By Mohammed Jallow
The Gambian music industry today stands at a delicate but dangerous threshold, a space where talent should bloom like a national garden, yet where egos now overshadow purpose. It is an arena that ought to echo with harmony, but increasingly resounds with rivalry, suspicion, and silent hostility. Music, which was meant to be a bridge across generations, tribes, and social classes, is gradually transforming into a field of contest where pride replaces principle and ambition displaces solidarity.
What we are witnessing is not healthy competition but a culture of antagonism between artist and artist, between promoters and musicians, and between managers and the very talents they claim to represent. The industry has drifted from its noble calling of storytelling, healing, and nation building into a climate of envy, manipulation, and emotional warfare. In this environment, success is no longer measured by artistic excellence but by proximity to power and access to influence.
One of the most troubling realities is the abuse of authority by some promoters and managers who have positioned themselves as gatekeepers of opportunity. They determine who is heard and who is silenced, who is celebrated and who is condemned to obscurity. In a country as small and fragile as The Gambia, where platforms are limited and resources scarce, such control becomes cultural oppression. Dreams are delayed, talents are discouraged, and creativity is suffocated before it matures.
Some promoters have forgotten the meaning of promotion and replaced it with manipulation. Some managers have abandoned guidance and embraced exploitation. Contracts are signed in confusion, payments are delayed or denied, intellectual property is treated as personal property, and loyalty is demanded without respect.
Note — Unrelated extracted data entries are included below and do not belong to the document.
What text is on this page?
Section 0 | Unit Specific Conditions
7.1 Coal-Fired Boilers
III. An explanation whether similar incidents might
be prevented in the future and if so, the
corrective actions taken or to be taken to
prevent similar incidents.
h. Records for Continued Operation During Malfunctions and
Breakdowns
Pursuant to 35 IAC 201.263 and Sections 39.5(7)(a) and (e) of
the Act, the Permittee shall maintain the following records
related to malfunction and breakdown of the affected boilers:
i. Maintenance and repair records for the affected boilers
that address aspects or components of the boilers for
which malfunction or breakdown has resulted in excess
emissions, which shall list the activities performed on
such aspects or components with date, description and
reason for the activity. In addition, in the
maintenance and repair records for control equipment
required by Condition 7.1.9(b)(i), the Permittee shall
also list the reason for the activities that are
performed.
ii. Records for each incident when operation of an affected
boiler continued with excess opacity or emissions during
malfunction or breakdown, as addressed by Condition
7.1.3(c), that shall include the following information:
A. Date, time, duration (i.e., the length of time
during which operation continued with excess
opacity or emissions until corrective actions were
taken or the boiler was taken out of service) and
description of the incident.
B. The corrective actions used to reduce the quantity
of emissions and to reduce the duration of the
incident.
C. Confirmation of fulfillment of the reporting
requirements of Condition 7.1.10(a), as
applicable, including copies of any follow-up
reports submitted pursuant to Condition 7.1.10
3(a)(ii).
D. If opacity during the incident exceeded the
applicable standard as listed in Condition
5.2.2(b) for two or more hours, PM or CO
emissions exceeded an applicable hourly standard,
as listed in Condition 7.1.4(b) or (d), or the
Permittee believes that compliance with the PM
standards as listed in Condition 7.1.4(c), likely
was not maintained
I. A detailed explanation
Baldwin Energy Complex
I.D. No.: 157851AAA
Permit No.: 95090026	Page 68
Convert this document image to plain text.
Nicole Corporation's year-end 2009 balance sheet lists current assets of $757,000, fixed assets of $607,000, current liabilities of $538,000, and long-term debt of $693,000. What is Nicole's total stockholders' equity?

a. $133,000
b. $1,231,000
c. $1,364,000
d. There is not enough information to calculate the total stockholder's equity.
Young artists enter the industry with passion and leave with bitterness, disillusioned, financially broken, and emotionally wounded. This is no longer an industry of growth but a cycle of emotional extraction.
There is also the complex question of Senegalese influence. Cultural exchange is natural and regional integration is healthy. West Africa has always been a shared cultural ecosystem where rhythms and languages flow freely. However, when collaboration turns into domination, when Gambian artists become strangers on their own stages, when foreign acts receive priority over local voices, then cultural exchange mutates into cultural dependency. Respect for Senegalese legends like Youssou N’Dour should never translate into Gambian inferiority. The Gambian music industry must not become a shadow of Dakar. It must stand with its own spine, voice, and vision.
Equally painful is the memory of tribal sentiment that once poisoned parts of the music space. Artists were judged not by skill but by surname. Fan bases were divided along ethnic lines. Cultural pride degenerated into cultural prejudice. That chapter should have been buried forever, yet its spirit still whispers in alliances, promotions, and selective recognition. Tribalism in music is a betrayal of both art and nation. A melody does not recognice ethnicity. A rhythm does not carry a tribe. A microphone does not speak a language of division.
This is why artists like ST remain symbolically important. They represent a higher calling of music as social conscience. They sing not just for entertainment but for unity, peace, and collective healing. They remind us that Mandinka, Wolof, Fula, Jola, Serahuleh, Aku, Manjago, and all others share one cultural destiny. These artists are not merely performers but cultural diplomats, emotional architects, and guardians of national memory.
The Gambian music industry does not need more fame. It needs more ethics. It does not need more influencers. It needs more institutions. It does not need louder voices. It needs stronger structures. Without functional associations, transparent copyright systems, fair promoters’ unions, legal protections for artists, and independent platforms, the industry will remain chaotic, where mediocrity survives through connections and brilliance struggles through silence.
To the artists, rivalry should never become hatred. Competition should inspire growth, not sabotage. Collaboration should be a ladder, not a trap. The success of another artist is not your failure. It is evidence that success exists within reach.
To the promoters, you are custodians of cultural space, not owners of destiny. Your influence must empower, not intimidate. Fairness, transparency, and professionalism must replace favoritism and manipulation. The stage belongs to the people, not to your ego.
To the managers, your duty is protection, not possession. You are entrusted with dreams, not entitled to exploit them. Teach artists financial literacy, contractual awareness, and self respect. Do not turn guidance into control.
To the media, stop commercializing conflict. Stop manufacturing controversies for relevance. Stop amplifying insults over innovation. Criticism should refine art, not destroy artists.
To the state and cultural institutions, music is not mere entertainment. It is youth employment, national identity, cultural diplomacy, and psychological therapy. Invest in it. Regulate it. Protect it. Structure it.
And to the fans, admiration must not become blind worship. Support talent, not toxicity. Celebrate creativity, not chaos.
The Gambian music industry must decide its future. Whether it will be a market of egos or a movement of minds. Whether it will be a battlefield of jealousy or a brotherhood of creativity. Whether it will echo tribal echoes or sing a national anthem of unity.
Music remains one of the few spaces where The Gambia can speak honestly to itself without politics, without religion, without fear. To corrupt that space with hatred is to damage one of the last mirrors of our collective soul. When art fails to unite, it loses its highest moral purpose.